High CPU usage after SHMEM resources are removed by a third-party

The shared memory built-in transport in RTI Connext uses IPC segments and semaphores under the hood to perform DDS communication between DomainParticipants. It is important that those IPC resources are not destroyed while RTI Connext applications are using them. Failure to do so may result in unexpected behavior, such as elevated CPU usage in RTI Connext receive threads.

Although unintended, there could be situations where the IPC resources being used by RTI Connext applications are inadvertently removed by the system or a third-party application.

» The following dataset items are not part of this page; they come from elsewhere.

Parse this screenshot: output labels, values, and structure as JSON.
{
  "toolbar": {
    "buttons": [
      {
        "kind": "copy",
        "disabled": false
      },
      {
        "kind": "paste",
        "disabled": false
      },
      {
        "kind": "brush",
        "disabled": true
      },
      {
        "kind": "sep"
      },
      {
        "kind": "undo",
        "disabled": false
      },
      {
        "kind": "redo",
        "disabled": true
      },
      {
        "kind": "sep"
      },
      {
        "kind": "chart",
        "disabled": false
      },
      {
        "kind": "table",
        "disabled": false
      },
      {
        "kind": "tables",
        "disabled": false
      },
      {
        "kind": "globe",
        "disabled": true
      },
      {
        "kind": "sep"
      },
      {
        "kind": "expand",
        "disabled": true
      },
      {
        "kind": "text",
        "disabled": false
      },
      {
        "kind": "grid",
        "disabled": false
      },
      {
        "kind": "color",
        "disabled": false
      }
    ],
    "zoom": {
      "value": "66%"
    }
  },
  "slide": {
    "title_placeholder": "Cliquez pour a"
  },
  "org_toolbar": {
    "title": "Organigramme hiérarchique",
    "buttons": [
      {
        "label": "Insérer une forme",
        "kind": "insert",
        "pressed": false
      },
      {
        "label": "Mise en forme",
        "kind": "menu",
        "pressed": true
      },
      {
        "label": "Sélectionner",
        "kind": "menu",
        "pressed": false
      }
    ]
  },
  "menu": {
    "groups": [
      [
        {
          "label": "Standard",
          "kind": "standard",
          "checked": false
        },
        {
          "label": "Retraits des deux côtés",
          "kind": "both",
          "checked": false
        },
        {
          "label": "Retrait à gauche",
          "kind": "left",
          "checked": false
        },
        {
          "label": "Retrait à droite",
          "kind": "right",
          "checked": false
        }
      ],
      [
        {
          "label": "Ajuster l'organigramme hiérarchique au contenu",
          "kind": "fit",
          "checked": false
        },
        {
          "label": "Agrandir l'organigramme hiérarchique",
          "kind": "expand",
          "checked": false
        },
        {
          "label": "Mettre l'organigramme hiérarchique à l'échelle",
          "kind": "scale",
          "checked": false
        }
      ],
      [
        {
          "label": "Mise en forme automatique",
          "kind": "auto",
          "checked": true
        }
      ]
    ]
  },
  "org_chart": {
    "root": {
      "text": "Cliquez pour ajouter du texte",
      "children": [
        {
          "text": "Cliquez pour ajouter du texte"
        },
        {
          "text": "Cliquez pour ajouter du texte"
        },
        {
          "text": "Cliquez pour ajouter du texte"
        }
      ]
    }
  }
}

In the case of Linux, one common scenario for IPC resources to be removed by the system is when a user logs out – intentionally or unintentionally. Out of the box, the OS will reclaim some system resources held by the user such as IPC segments and semaphores, which might leave RTI Connext applications that are still running in an inconsistent state. This is more likely to occur for example when RTI Connext applications are running as a systemd service.

This removing behavior is controlled by the logind.conf file in Linux usually under /etc/systemd/logind.conf. Within this systemd-logind configuration, we find the RemoveIPC setting. Its behavior is defined as follows:

Controls whether System V and POSIX IPC objects belonging to the user shall be removed when the user fully logs out. Takes a boolean argument. If enabled, the user may not consume IPC resources after the last of the user's sessions terminated (...). Defaults to "yes"

With this default configuration, if the user logs out from the system (e.g., from a connected SSH session), the IPC resources owned by the user will be deleted. If there are RTI Connext applications still running by this user (e.g., as a systemd service), they will run into inconsistencies such as high CPU usage.

If you determine this is your case (see section “Identifying the problem” below), we recommend to use RemoveIPC=no

Note: Currently RTI does not detect unexpected removal of in-use IPC segments/semaphores at runtime. RTI has a RFE to prevent CPU spinning when shared memory resources are cleaned by third parties (ID CORE-13852). In any case, this would be a non-recoverable situation affecting shared memory transport.

Identifying the problem

It is possible to confirm if the high CPU usage observed in RTI Connext threads is caused by a deletion of the IPC resources that your RTI Connext applications are using. To illustrate this in the following example, we will force the deletion of IPC resources used by an RTI Connext application, such as rtiddsping, while it is still running.

#1 Run rtiddsping. We will use "-verbosity 5" command-line parameter to generate high-verbosity logs:

$NDDSHOME/bin/rtiddsping -verbosity 5 > rtiddsping.log

#2 Identify the keys of the IPC semaphores used by the DomainParticipant. This can be obtained from the logs:

RTIOsapiSharedMemoryBinarySemaphore_attach:attached key 0X801CF4
(...)
RTIOsapiSharedMemoryBinarySemaphore_attach:attached key 0X801CF5
(...)
RTIOsapiSharedMemoryMutex_attach:attached key 0XB01CF4
(...)
RTIOsapiSharedMemoryMutex_attach:attached key 0XB01CF5       

Note: The keys may differ depending on the participant_id and domain_id of your DomainParticipants.

#3 Simulate an unexpected scenario by manually deleting the in-use semaphores. This can be done with the “ipcrm” Unix command:

for semkey in 0X801CF4 0X801CF5 0XB01CF4 0XB01CF5; do ipcrm -S "$semkey"; done

#4 Using the Linux “top” command, notice the increase in CPU usage:

PID COMMAND %CPU 
28955 rtiddsping 162.8

#5 Check that the IPC semaphores for the DomainParticipant (0X801CF4, 0X801CF5, 0XB01CF4, and 0XB01CF5) have been removed from the system with “ipcs -a”:

Semaphores:
T ID KEY MODE OWNER
s 2686985 0x610d5ec4 --ra-ra-ra- <user>
s 131085 0x00b01cf8 --ra-ra-ra- <user>

#6 Confirm from the generated logs that RTI Connext receive threads for shared memory are spinning on the deleted semaphores without receiving any bytes:

NDDS_Transport_Shmem_receive_rEA:rCoRTIng##02Rcv blocking on 0X1CF4
NDDS_Transport_Shmem_receive_rEA:rCoRTIng##02Rcv received 0 bytes
NDDS_Transport_Shmem_receive_rEA:rCoRTIng##02Rcv received 0 bytes
COMMENDActiveFacadeReceiver_loop:rCoRTIng##02Rcv disowning receive resource
NDDS_Transport_Shmem_receive_rEA:rCoRTIng##02Rcv blocking on 0X1CF4
NDDS_Transport_Shmem_receive_rEA:rCoRTIng##02Rcv received 0 bytes
NDDS_Transport_Shmem_receive_rEA:rCoRTIng##02Rcv received 0 bytes
COMMENDActiveFacadeReceiver_loop:rCoRTIng##02Rcv disowning receive resource
NDDS_Transport_Shmem_receive_rEA:rCoRTIng##02Rcv blocking on 0X1CF4
NDDS_Transport_Shmem_receive_rEA:rCoRTIng##02Rcv received 0 bytes
NDDS_Transport_Shmem_receive_rEA:rCoRTIng##02Rcv received 0 bytes
COMMENDActiveFacadeReceiver_loop:rCoRTIng##02Rcv disowning receive resource
(...)